Aber die Reise führt mich dieses Mal woanders hin. Zu dem wie es sich anfühlt loszulassen, zu dem wie das eigentlich funktioniert, den Greif- und Festhaltereflex bewusst außer Kraft zu setzen. Aktiv nicht zu gestalten, zu bestimmen, zu reagieren usw. So schön und wertvoll diese Qualitäten häufig sind. Aber mit der Unsicherheit des Loslassens kommt auch die Offenheit für die neue Erfahrung. Die Offenheit zu spüren, was ich wirklich spüre.
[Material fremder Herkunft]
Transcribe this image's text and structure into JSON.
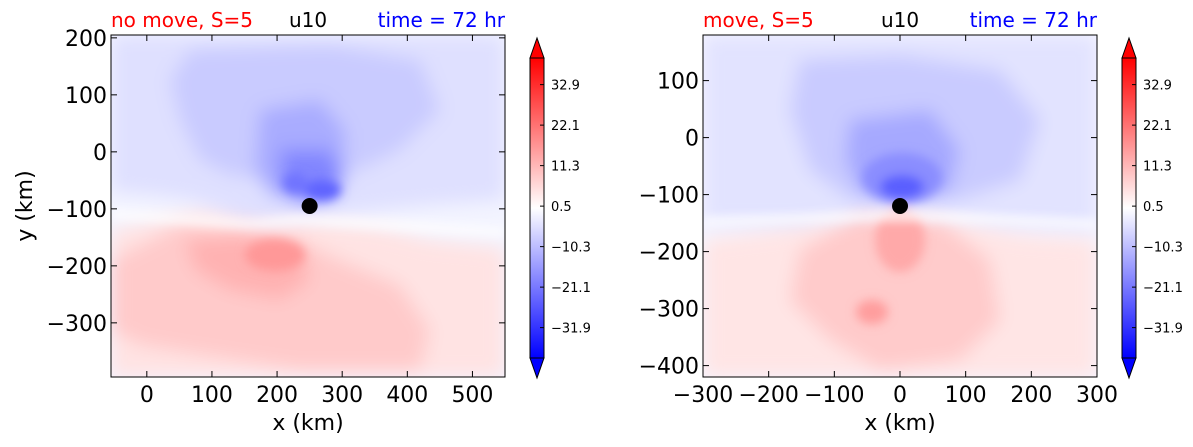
{
  "colors": {
    "left_title": "#ff0000",
    "center_title": "#000000",
    "right_title": "#0000ff"
  },
  "chart_data": [
    {
      "type": "heatmap",
      "title_left": "no move, S=5",
      "title_center": "u10",
      "title_right": "time = 72 hr",
      "xlabel": "x (km)",
      "ylabel": "y (km)",
      "xlim": [
        -55,
        550
      ],
      "ylim": [
        -395,
        205
      ],
      "xticks": [
        0,
        100,
        200,
        300,
        400,
        500
      ],
      "xtick_labels": [
        "0",
        "100",
        "200",
        "300",
        "400",
        "500"
      ],
      "yticks": [
        200,
        100,
        0,
        -100,
        -200,
        -300
      ],
      "ytick_labels": [
        "200",
        "100",
        "0",
        "−100",
        "−200",
        "−300"
      ],
      "marker": {
        "x": 250,
        "y": -95
      },
      "colorbar": {
        "cmap": "bwr",
        "extend": "both",
        "vmin": -40,
        "vmax": 40,
        "tick_values": [
          32.9,
          22.1,
          11.3,
          0.5,
          -10.3,
          -21.1,
          -31.9
        ],
        "tick_labels": [
          "32.9",
          "22.1",
          "11.3",
          "0.5",
          "−10.3",
          "−21.1",
          "−31.9"
        ]
      }
    },
    {
      "type": "heatmap",
      "title_left": "move, S=5",
      "title_center": "u10",
      "title_right": "time = 72 hr",
      "xlabel": "x (km)",
      "ylabel": "",
      "xlim": [
        -300,
        300
      ],
      "ylim": [
        -420,
        180
      ],
      "xticks": [
        -300,
        -200,
        -100,
        0,
        100,
        200,
        300
      ],
      "xtick_labels": [
        "−300",
        "−200",
        "−100",
        "0",
        "100",
        "200",
        "300"
      ],
      "yticks": [
        100,
        0,
        -100,
        -200,
        -300,
        -400
      ],
      "ytick_labels": [
        "100",
        "0",
        "−100",
        "−200",
        "−300",
        "−400"
      ],
      "marker": {
        "x": 0,
        "y": -120
      },
      "colorbar": {
        "cmap": "bwr",
        "extend": "both",
        "vmin": -40,
        "vmax": 40,
        "tick_values": [
          32.9,
          22.1,
          11.3,
          0.5,
          -10.3,
          -21.1,
          -31.9
        ],
        "tick_labels": [
          "32.9",
          "22.1",
          "11.3",
          "0.5",
          "−10.3",
          "−21.1",
          "−31.9"
        ]
      }
    }
  ]
}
Eine Aussage der Neuropsychologin Marianne Bentzen, die mich seit einigen Wochen begleitet, ist „Fear at the edge of the unknown, is at the same place in our brain as our curiosity“. Gerade in diesen Zeiten, wo mir vieles von der Klimakrise, über die psychosozialen Nach- und Auswirkungen der Pandemie bis hin zu den Machtdynamiken in der Politik Sorgen macht und mir die Zukunft unsicherer erscheint, als früher angenommen. (Genau genommen war die Zukunft immer sehr unsicher. ;-)) Der Gedanke, dass ich sowohl mit Angst als auch mit Neugier diese Schwelle des Unbekannten nehmen kann, inspiriert mich und macht mir Mut. Ich sitze hier und spüre, wie sich mein Rücken an den Stuhl schmiegt und sich wohlige Weichheit in mir ausbreitet, wenn ich Spannung im Inneren loslasse. Nicht weil alles gut ist, nicht weil die Arbeit erledigt ist, nicht weil ich im Leben keine Aufträge und Aufgaben habe, aber weil ich mich anschmiegen kann. Weil ich die Fähigkeit in mir wieder entdecke (können tun wir es von Geburt an), es mir erlaube und ich es spürend neu entdecke. Erst im Anlehnen und Loslassen, spüre ich, dass Anderes trägt und stützt und es ist oft genug nicht das Erwartete und Bekannte, sondern oft genug auch das Unbekannte.
Im Namen der IGfB wünsche ich Euch Zeiten des inneren Rückzugs, des Entdeckens der Kraft und der Möglichkeiten, die in euch liegen und mit denen wir die Welt ganz anders und neu gestalten können. Wenn ich ich und du du bist.